One of my favourite
dishes is “insalata caprese”, this perfect mixture of flavours and textures that
in my view is so typical of Italian cuisine. A few weeks ago, in summer, I was in the
Italian-speaking part of Switzerland, where the cherry tomatoes were ripe and
fresh off the bush, and I came across this dish, which I have tried to
recreate. It combines elements of insalata caprese with a rich risotto.
A former neighbour of
ours was Italian and she once made a risotto in a high-walled frying pan at
11:30 pm, as a midnight snack. I was amazed at how little time this took. In this recipe I have used
one too, partly because it works well for the final cooking part…
What you need
- 350 g risotto rice (for example Arborio)
- 3 tbsp olive oil
- 1 medium-sized onion finely chopped
- 100 ml of good white wine
- vegetable broth
- 2+ cloves of garlic
- grated parmesan cheese to taste (not pictured)

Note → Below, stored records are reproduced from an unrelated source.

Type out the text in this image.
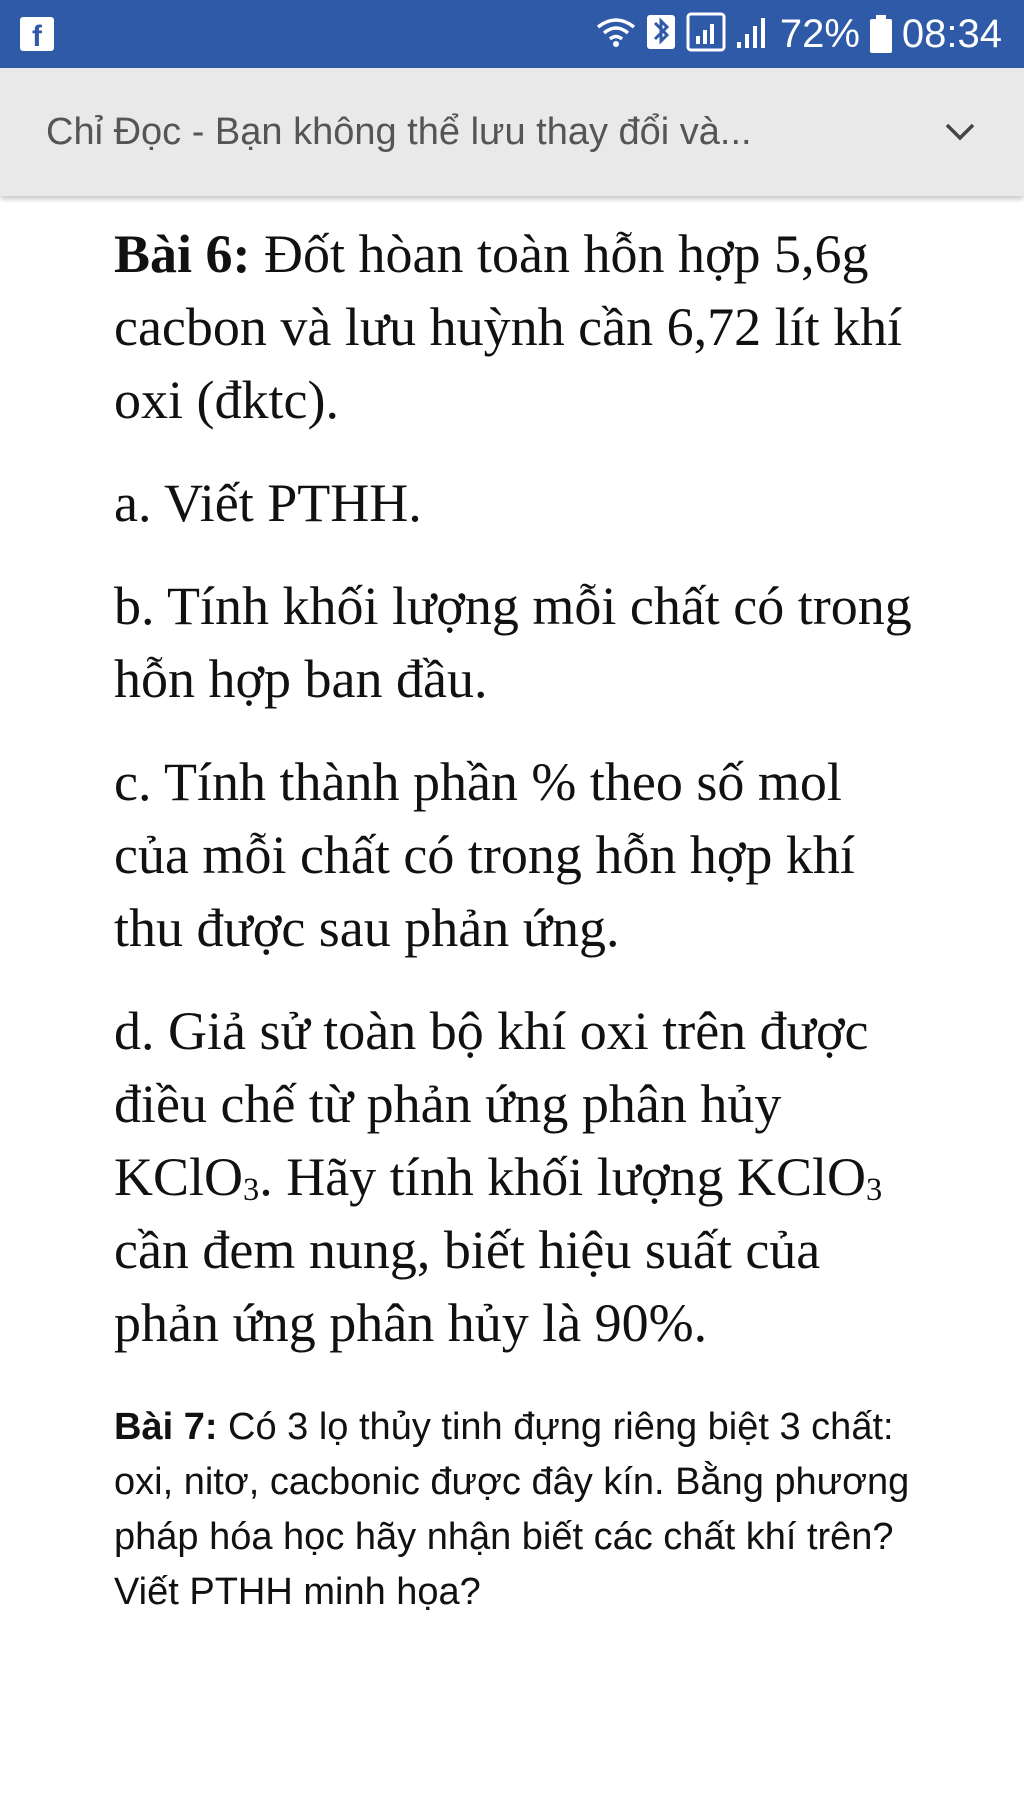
f	72% 08:34
Chỉ Đọc - Bạn không thể lưu thay đổi và...

Bài 6: Đốt hòan toàn hỗn hợp 5,6g cacbon và lưu huỳnh cần 6,72 lít khí oxi (đktc).

a. Viết PTHH.

b. Tính khối lượng mỗi chất có trong hỗn hợp ban đầu.

c. Tính thành phần % theo số mol của mỗi chất có trong hỗn hợp khí thu được sau phản ứng.

d. Giả sử toàn bộ khí oxi trên được điều chế từ phản ứng phân hủy KClO$_3$. Hãy tính khối lượng KClO$_3$ cần đem nung, biết hiệu suất của phản ứng phân hủy là 90%.

Bài 7: Có 3 lọ thủy tinh đựng riêng biệt 3 chất: oxi, nitơ, cacbonic được đây kín. Bằng phương pháp hóa học hãy nhận biết các chất khí trên? Viết PTHH minh họa?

- about 20 ripe cherry tomatoes (or thickly sliced marzano tomatoes as I had no cherries)
- 200 g buffalo mozzarella, finely sliced
- 2 good sprigs of basil cut into fine stripes
- a drizzle of dry sherry (optional)
- Cheese spice mix (optional)
What you do
- Sauté the onions in olive oil, then add the rice and stir until it looks glassy. (Do not let it brown!)
- Add the wine and stir, then slowly add the broth as and when needed. If you like a creamy risotto, stir as much as you can; if you prefer a more grainy one, stir as little as possible.
- Just before the end of the cooking period (when the rice grains are not hard in the centre anymore), press in the garlic; this way it retains its pungency.
- When the risotto is done, dent the surface and put a cherry tomato into each dent.
- Distribute the mozzarella over the top and season with the cheese spice mix (if using).
- Put under the grill until the mozzarella has melted or even browned ever so slightly.
- Drizzle the sherry over the bits of rice that are still visible if it has dried out under the grill.
- At the very last minute before serving, add the basil leaves.